WHO-FIC

ICD refers to the International Statistical Classification of Diseases and Related Health Problems produced by the World Health Organization (WHO). It is the international standard for collection of health statistics.

The ICD is part of a 'family' of WHO classifications - more information about the other classifications and the WHO - Family of International Classifications Network (WHO-FIC) can be found here.

The ICD is used to classify diseases and other health related problems recorded on many types of health and vital records including death certificates. In addition to enabling the storage and retrieval of diagnostic information for clinical, epidemiological and quality purposes, these records also provide the basis for the compilation of national mortality and morbidity statistics by WHO Member States.

The Australian Institute of Health and Welfare (AIHW) is the Australian Collaborating Centre (ACC) for the WHO Family of International Classifications (WHO-FIC). Information about the role of the ACC for the WHO-FIC can be found here.
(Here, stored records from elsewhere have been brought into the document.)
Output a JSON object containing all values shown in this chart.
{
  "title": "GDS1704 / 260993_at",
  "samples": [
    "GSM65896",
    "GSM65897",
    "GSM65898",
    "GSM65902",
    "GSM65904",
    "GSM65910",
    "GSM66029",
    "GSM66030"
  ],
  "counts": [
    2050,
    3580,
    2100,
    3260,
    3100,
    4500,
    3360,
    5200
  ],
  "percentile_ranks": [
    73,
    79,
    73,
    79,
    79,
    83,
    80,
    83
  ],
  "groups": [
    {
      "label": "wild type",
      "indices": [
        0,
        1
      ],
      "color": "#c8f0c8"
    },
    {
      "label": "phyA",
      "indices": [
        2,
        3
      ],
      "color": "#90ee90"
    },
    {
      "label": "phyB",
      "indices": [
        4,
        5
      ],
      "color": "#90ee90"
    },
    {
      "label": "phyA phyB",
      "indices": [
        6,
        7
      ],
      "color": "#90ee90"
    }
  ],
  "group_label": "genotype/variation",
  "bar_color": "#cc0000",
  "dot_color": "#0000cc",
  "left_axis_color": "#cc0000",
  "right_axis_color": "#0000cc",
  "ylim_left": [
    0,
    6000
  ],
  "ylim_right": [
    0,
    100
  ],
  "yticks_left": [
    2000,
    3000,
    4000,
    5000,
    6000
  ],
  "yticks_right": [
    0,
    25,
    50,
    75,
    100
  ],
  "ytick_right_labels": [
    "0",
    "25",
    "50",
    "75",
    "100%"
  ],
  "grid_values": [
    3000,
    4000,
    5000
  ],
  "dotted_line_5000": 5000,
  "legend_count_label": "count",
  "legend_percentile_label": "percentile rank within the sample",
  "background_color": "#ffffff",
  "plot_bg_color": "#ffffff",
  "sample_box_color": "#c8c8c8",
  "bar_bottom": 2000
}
The WHO released an implementation version of ICD-11 in May 2018 with plans to submit the classification to the World Health Assembly for approval in May 2019. The last updates to ICD-10 were approved at the annual WHO-FIC meeting in Mexico City in October 2017 which means ICD-10 will no longer be maintained by WHO. Due to our development cycle for ICD-10-AM, the WHO-FIC, ICD-10 2017 updates have not yet been incorporated into ICD-10-AM.

WHO is now maintaining and updating ICD-11 through proposals received on the ICD-11 proposal platform and will review these through the WHO-FIC Classification and Statistics Advisory Committee (CSAC) which has replaced the previous Update and Revision Committee (URC) process. The CSAC consists of members from collaborating centres around the world including from Australia. More information on ICD-11 can be found here.

ACCD team members have many years of experience and contacts in the international field of health classifications and is therefore well placed to inform the continual refinement and maintenance of ICD-10-AM/ACHI/ACS using international best practice methods.